Paul Harrison, one of the co-authors, stated, “The findings show that problems affecting attention and memory, as well as fatigue, depression, and anxiety, continue to afflict some people even three years after COVID-19 infection, especially those who had not recovered well by six months.”
It is important to note that these changes were not attributable to aging.
Harrison added, “These results apply only to people who needed acute hospital admission when they had COVID-19. We suspect, but do not know, whether similar kinds of problems might affect the much larger number of people who did not get hospitalized.”
People with known neurological diseases like Alzheimer’s have shown an acceleration of their memory loss after COVID. Healthy elderly adults face an increased risk of developing new onset dementia after their infections. Even younger people with what is called mild illness may face memory issues and brain fog that worsen during mental exertion or stress which has considerable impact on their ability to work and socialize.
Another study published in the New England Journal of Medicine (NEJM) earlier this year found that among nearly 113,000 people who completed an online cognitive assessment, those who had recovered from COVID before four weeks had similar small deficits in their global cognition as those whose symptoms persisted beyond 12 weeks as compared to those who were never infected. Those with persistent symptoms or who were hospitalized demonstrated larger deficits.

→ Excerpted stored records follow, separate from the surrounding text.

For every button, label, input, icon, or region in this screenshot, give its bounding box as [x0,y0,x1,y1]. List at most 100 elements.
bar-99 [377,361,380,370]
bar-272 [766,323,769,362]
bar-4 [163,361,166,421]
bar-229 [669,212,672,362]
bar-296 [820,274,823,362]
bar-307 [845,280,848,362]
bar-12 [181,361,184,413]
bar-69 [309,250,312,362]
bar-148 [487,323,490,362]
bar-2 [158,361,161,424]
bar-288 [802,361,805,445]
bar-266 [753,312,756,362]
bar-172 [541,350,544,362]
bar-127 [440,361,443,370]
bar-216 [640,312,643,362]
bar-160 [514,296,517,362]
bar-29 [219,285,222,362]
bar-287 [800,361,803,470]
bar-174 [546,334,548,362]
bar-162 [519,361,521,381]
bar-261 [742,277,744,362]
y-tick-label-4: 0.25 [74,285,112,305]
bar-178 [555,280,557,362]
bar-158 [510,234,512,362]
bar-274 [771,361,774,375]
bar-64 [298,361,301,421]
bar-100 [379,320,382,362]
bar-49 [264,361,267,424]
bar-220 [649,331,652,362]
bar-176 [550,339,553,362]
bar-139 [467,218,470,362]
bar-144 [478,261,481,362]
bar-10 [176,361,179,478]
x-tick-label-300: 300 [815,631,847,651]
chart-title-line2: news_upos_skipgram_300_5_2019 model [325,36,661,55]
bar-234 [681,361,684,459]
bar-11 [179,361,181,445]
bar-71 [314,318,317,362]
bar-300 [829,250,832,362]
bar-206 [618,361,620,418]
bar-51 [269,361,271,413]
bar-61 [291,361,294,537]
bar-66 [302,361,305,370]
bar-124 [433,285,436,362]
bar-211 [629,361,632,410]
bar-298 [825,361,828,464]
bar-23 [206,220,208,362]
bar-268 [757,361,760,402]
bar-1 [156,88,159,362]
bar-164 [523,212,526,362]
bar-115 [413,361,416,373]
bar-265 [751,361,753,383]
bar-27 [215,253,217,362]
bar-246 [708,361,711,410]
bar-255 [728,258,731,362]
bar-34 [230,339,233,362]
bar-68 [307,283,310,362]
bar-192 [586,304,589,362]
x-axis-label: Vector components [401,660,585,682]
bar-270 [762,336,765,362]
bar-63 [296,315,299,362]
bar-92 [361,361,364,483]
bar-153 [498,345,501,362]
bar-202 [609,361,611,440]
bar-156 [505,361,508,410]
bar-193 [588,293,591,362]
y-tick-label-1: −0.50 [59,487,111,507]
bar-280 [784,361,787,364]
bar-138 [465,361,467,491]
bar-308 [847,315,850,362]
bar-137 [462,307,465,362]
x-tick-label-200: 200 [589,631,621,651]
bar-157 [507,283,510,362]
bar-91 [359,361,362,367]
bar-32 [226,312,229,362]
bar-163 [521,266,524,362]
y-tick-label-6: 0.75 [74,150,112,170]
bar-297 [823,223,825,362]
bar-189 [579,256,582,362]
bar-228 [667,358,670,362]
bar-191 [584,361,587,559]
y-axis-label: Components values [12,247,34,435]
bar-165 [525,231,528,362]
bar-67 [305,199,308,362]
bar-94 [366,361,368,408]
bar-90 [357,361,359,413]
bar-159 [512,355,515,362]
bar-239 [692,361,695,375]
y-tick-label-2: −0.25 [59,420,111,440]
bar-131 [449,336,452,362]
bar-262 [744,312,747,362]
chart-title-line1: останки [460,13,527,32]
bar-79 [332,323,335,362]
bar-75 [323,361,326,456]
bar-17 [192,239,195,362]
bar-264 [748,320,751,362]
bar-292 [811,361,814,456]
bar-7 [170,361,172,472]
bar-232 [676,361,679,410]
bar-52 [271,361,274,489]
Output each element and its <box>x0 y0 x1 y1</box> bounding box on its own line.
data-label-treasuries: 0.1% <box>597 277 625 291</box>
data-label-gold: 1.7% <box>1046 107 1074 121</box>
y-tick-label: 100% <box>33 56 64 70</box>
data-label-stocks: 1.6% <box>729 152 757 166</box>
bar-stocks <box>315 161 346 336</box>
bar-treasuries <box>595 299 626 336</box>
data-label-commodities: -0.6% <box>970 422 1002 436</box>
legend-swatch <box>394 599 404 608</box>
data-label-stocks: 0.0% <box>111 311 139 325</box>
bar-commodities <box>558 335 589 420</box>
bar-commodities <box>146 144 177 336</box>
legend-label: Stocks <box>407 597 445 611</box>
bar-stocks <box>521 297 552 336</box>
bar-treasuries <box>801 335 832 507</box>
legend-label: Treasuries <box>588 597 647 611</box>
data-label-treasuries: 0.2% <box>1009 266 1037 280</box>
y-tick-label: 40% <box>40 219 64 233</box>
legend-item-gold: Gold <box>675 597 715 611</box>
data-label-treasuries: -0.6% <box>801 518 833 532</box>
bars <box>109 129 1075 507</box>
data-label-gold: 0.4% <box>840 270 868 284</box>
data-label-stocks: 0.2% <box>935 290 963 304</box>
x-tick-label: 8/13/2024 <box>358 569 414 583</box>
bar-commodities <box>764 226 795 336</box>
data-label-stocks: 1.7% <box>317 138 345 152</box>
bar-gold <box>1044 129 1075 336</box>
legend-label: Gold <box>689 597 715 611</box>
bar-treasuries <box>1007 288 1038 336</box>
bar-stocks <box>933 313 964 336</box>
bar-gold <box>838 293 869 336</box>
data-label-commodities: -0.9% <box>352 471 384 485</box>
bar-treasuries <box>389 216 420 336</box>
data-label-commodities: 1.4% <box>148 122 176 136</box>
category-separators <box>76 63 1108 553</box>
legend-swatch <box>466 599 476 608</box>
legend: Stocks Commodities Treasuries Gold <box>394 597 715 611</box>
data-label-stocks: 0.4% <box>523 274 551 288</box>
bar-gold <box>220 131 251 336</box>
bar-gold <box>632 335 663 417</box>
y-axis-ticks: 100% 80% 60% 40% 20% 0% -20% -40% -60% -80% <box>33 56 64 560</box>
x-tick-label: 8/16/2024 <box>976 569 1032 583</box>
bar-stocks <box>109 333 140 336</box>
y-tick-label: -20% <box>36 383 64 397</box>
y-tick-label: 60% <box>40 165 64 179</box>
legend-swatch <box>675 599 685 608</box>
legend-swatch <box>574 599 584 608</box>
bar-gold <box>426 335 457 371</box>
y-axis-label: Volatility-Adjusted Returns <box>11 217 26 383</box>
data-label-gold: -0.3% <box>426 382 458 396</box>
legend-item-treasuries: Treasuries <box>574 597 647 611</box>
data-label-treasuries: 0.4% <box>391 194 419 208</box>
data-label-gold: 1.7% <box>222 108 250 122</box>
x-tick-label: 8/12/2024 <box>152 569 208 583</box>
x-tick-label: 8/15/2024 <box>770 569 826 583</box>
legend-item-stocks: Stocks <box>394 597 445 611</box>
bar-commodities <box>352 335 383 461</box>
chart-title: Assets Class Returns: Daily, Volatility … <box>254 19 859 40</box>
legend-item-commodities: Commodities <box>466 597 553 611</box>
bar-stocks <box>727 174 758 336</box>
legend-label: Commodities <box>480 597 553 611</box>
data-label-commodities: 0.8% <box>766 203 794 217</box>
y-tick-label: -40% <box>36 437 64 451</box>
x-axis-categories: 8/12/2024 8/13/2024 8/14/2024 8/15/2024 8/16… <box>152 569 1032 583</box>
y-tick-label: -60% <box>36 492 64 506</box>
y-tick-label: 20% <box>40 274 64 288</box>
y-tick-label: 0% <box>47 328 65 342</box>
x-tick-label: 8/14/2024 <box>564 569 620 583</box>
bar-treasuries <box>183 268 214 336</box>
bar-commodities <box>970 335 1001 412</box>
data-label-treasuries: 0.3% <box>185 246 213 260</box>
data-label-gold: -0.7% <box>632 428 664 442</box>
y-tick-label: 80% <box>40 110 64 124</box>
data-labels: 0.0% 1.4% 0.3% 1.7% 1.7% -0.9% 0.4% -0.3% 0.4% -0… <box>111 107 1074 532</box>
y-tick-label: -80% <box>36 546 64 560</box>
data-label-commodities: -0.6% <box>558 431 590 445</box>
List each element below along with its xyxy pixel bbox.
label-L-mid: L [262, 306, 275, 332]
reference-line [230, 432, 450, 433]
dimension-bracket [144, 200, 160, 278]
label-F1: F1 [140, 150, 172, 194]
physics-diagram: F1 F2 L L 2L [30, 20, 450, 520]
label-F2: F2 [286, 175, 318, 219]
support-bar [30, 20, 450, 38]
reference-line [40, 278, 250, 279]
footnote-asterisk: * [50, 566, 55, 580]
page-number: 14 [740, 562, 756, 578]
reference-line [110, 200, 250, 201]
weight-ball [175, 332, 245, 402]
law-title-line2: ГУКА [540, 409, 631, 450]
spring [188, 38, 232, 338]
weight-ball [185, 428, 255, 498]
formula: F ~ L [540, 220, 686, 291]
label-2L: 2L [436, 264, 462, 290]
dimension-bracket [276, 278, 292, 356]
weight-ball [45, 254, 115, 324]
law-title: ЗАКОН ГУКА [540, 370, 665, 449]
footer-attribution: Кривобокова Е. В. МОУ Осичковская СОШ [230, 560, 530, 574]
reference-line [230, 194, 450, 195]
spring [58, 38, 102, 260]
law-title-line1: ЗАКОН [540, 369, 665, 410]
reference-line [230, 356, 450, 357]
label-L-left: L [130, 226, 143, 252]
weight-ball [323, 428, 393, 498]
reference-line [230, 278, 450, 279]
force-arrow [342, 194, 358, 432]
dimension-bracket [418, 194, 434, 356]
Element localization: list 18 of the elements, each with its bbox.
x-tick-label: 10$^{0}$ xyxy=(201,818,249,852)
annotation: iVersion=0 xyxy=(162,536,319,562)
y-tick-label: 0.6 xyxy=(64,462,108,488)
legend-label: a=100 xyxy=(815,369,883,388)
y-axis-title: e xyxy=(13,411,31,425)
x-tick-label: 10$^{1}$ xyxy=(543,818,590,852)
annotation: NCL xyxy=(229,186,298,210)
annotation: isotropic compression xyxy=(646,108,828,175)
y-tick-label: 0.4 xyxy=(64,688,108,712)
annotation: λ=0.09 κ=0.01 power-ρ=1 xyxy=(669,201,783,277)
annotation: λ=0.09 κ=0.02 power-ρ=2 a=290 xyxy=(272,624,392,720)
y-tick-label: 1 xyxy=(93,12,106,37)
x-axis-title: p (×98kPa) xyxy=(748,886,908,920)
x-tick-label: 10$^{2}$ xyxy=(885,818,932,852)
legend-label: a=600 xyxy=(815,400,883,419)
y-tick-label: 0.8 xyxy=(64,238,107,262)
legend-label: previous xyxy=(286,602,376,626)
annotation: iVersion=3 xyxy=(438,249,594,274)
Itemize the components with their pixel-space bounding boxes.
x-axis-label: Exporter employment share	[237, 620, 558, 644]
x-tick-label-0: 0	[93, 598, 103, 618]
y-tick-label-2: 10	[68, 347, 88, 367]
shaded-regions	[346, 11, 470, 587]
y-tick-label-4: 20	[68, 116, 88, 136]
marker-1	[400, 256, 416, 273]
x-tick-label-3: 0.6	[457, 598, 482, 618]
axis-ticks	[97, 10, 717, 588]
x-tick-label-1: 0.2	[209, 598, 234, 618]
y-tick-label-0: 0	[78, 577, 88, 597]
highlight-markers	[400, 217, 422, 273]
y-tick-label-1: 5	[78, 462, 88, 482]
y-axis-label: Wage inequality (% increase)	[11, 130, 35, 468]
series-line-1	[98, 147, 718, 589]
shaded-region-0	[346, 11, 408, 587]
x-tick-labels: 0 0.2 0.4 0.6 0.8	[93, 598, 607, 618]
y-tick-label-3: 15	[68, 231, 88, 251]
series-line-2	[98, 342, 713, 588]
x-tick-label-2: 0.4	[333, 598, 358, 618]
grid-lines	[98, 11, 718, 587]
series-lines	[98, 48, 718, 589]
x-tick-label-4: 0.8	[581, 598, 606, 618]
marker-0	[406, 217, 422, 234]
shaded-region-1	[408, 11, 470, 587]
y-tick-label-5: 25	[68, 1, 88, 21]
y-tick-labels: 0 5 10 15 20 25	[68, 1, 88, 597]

While researchers and investigators attempt to elucidate the underlying mechanism for COVID’s terrifying pathogenesis, these studies and findings corroborate the ongoing dangers posed by the pandemic. Furthermore, it provides concrete evidence of the utterly criminal character of the “forever COVID” policy that threatens every living person on the planet. Current estimates place the impact of Long COVID at 410 million, or five percent of the planet’s inhabitants.
The prevention of COVID is the only feasible solution for this social disease that impacts all of society, and this prevention can only be guaranteed through the fight for a global elimination strategy led by the international working class in close collaboration with trusted scientists.